Standing orders as governance

Standing orders are covered in the Getting Started guide from a usage perspective. This page covers the governance layer: how orders are evaluated, how conflicts are resolved, and how the Guardian enforces them.

Order evaluation

On every directive execution, the Guardian evaluates:
  1. Is there an active standing order that covers this action?
  2. Does the action fall within the allowed scope?
  3. Does the action exceed any thresholds defined in active orders?
  4. If requiresApproval: true, is there an existing approval for this specific action?
If any check fails, the move is queued for approval rather than executed.

Conflict resolution

When two standing orders conflict (one permits, one requires approval), the more restrictive order wins. The conflict is logged and surfaced in the morning brief.
{
  "conflict": {
    "orderId1": "ord_abc123",
    "orderId2": "ord_def456",
    "resolution": "most-restrictive",
    "note": "Order ord_def456 requires approval for email sends; ord_abc123 permits them.
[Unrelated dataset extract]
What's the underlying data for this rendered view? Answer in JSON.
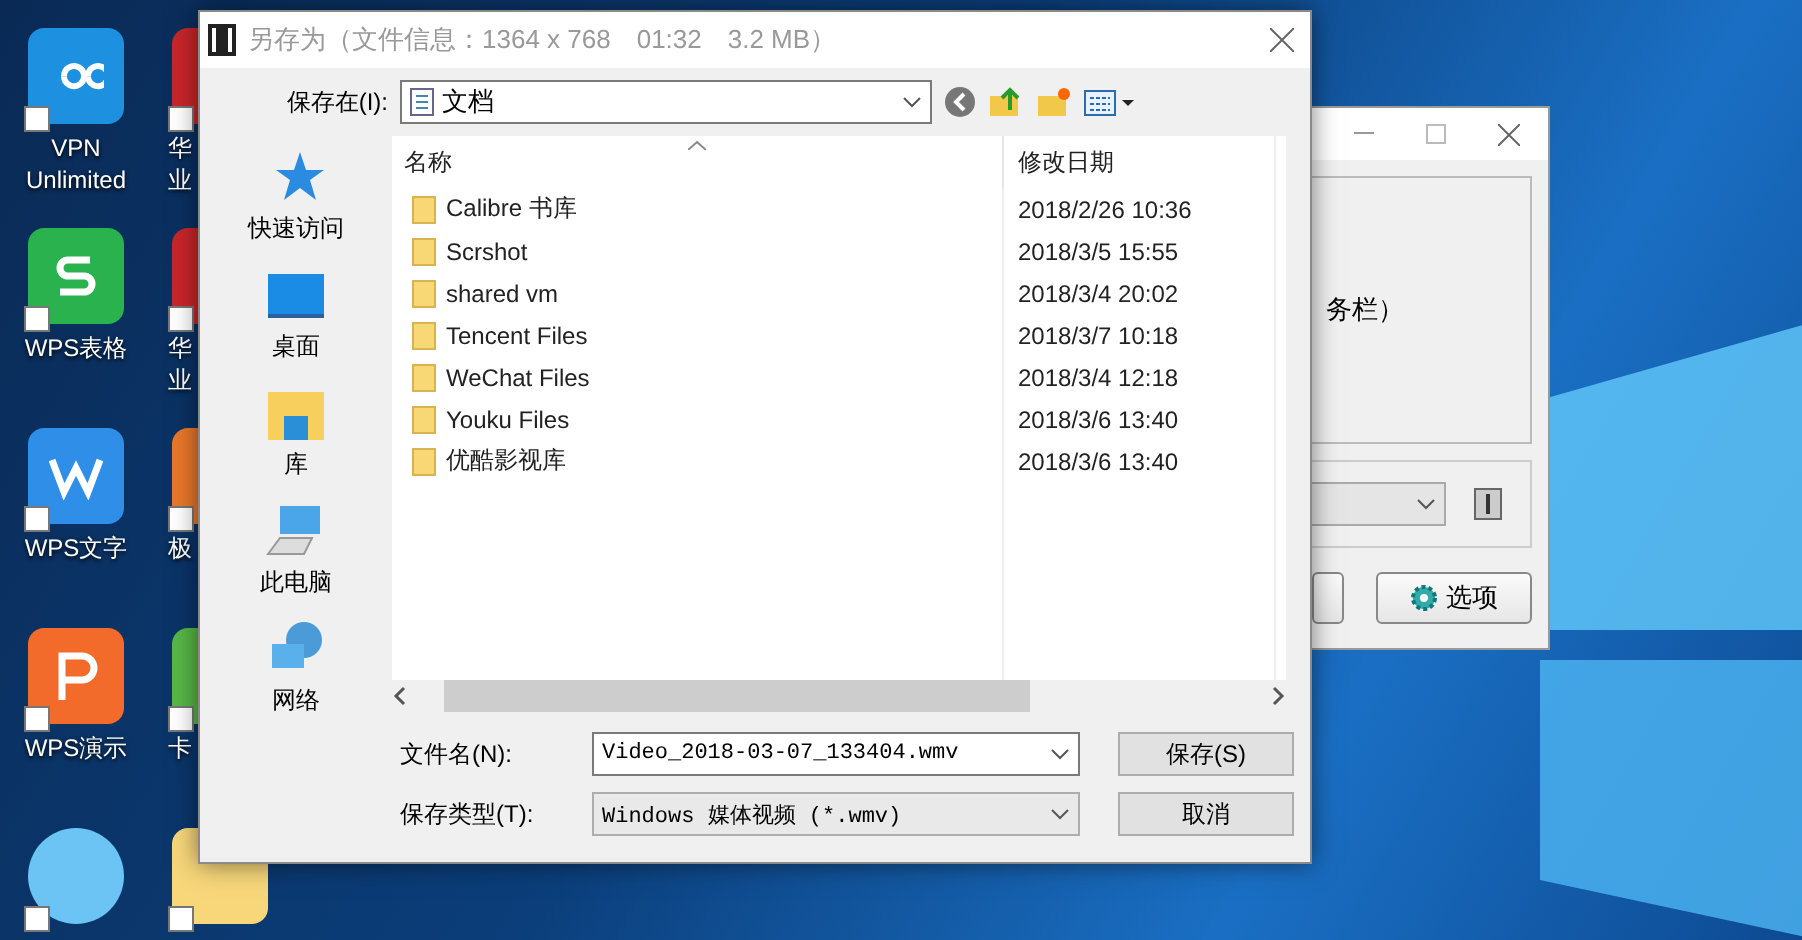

Approval required."
  }
}

Order priority

Orders have three priority levels that affect escalation urgency, not restriction level:
  • "high" — Violations trigger immediate escalation (Slack, email, or both)
  • "medium" — Violations appear in the next morning brief
  • "low" — Violations are logged but not escalated proactively

Order lifecycle

StateDescription
activeCurrently enforced by Guardian
pausedExists but not enforced (useful during setup)
expiredPast expiresAt date — no longer enforced
archivedManually archived — preserved in history

Audit trail

Every standing order evaluation is logged:
curl -sH "x-bossmode-token: $BOSSMODE_API_TOKEN" \
  "https://bossmode.ing/api/pro/audit?type=standing-order-eval&limit=50" | jq
This returns every instance where a standing order was evaluated, whether it permitted or blocked execution, and what happened next.